We describe a general program for the classification of flat connections on topological manifolds. This is motivated by the classification of locally homogeneous geometric structures on manifolds, in the spirit of Ehresmann and Thurston.  This leads to interesting dynamical systems arising from mapping class group actions on character varieties. The mapping class group action is a discrete version of a continuous object, namely the extension of the Teichmueller flow to a  unversal character variety over over the tangent bundle of Teichmuller space. We give several examples of this construction
and discuss joint work with Giovanni Forni on a mixing property of this suspended flow.

The theory of connections on curves and Hitchin systems is something like a “global theory of Lie groups”, where one works over a Riemann surface rather than just at a point. We’ll describe how one can take this analogy a few steps further by attempting to make precise the class of rich geometric objects that appear in this story (including the non-compact case), and discuss their classification, outlining a theory of “Dynkin diagrams” as a step towards classifying some examples of such objects.

I shall discuss Zauner's conjecture about the existence of n^2 mutually equidistant points in complex projective space CP^{n-1} with its standard Fubini-Study metric. This is the so-called SIC-POVM problem, and is related to properties of the moment mapping that embeds CP^{n-1} into the Lie algebra su(n). In the case n=3, there is an obvious 1-parameter family of such sets of 9 points under the action of SU(3) and we shall sketch a proof that there are no others. This is joint work with Lane Hughston.

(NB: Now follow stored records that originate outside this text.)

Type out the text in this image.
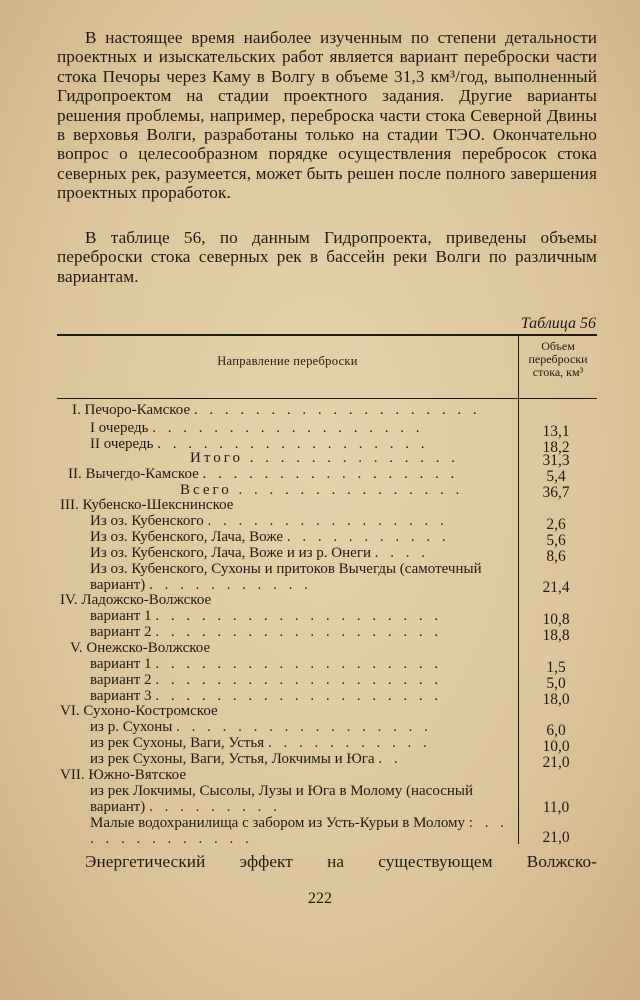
В настоящее время наиболее изученным по степени детальности проектных и изыскательских работ является вариант переброски части стока Печоры через Каму в Волгу в объеме 31,3 км³/год, выполненный Гидропроектом на стадии проектного задания. Другие варианты решения проблемы, например, переброска части стока Северной Двины в верховья Волги, разработаны только на стадии ТЭО. Окончательно вопрос о целесообразном порядке осуществления перебросок стока северных рек, разумеется, может быть решен после полного завершения проектных проработок.

В таблице 56, по данным Гидропроекта, приведены объемы переброски стока северных рек в бассейн реки Волги по различным вариантам.

Таблица 56
Направление переброски
Объем переброски стока, км³
I. Печоро-Камское . . . . . . . . . . . . . . . . . . .
I очередь . . . . . . . . . . . . . . . . . .	13,1
II очередь . . . . . . . . . . . . . . . . . .	18,2
Итого . . . . . . . . . . . . . .	31,3
II. Вычегдо-Камское . . . . . . . . . . . . . . . . .	5,4
Всего . . . . . . . . . . . . . . .	36,7
III. Кубенско-Шекснинское
Из оз. Кубенского . . . . . . . . . . . . . . . .	2,6
Из оз. Кубенского, Лача, Воже . . . . . . . . . . .	5,6
Из оз. Кубенского, Лача, Воже и из р. Онеги . . . .	8,6
Из оз. Кубенского, Сухоны и притоков Вычегды (самотечный вариант) . . . . . . . . . . .	21,4
IV. Ладожско-Волжское
вариант 1 . . . . . . . . . . . . . . . . . . .	10,8
вариант 2 . . . . . . . . . . . . . . . . . . .	18,8
V. Онежско-Волжское
вариант 1 . . . . . . . . . . . . . . . . . . .	1,5
вариант 2 . . . . . . . . . . . . . . . . . . .	5,0
вариант 3 . . . . . . . . . . . . . . . . . . .	18,0
VI. Сухоно-Костромское
из р. Сухоны . . . . . . . . . . . . . . . . .	6,0
из рек Сухоны, Ваги, Устья . . . . . . . . . . .	10,0
из рек Сухоны, Ваги, Устья, Локчимы и Юга . .	21,0
VII. Южно-Вятское
из рек Локчимы, Сысолы, Лузы и Юга в Молому (насосный вариант) . . . . . . . . .	11,0
Малые водохранилища с забором из Усть-Курьи в Молому : . . . . . . . . . . . . .	21,0

Энергетический эффект на существующем Волжско-

222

The moduli space M(G) of Higgs bundles for a complex reductive group G on a compact Riemann surface carries a natural hyperkahler structure and it comes equipped with an algebraically completely integrable system through a flat projective morphism called the Hitchin map. Motivated by mirror symmetry, I will discuss certain complex Lagrangians (BAA-branes) in M(G) coming from real forms of G and give a proposal for the mirror (BBB-brane) in the moduli space of Higgs bundles for the Langlands dual group of G.  In this talk, I will focus on the real groups SU^*(2m), SO^*(4m) and Sp(m,m). The image under the Hitchin map of Higgs bundles for these groups is completely contained in the discriminant locus of the base and our analysis is carried out by describing the whole
(singular) fibres they intersect. These turn out to be certain subvarieties of the moduli space of rank 1 torsion-free sheaves on a non-reduced curve. If time permits we will also discuss another class of complex Lagrangians in M(G) which can be constructed from symplectic representations of G.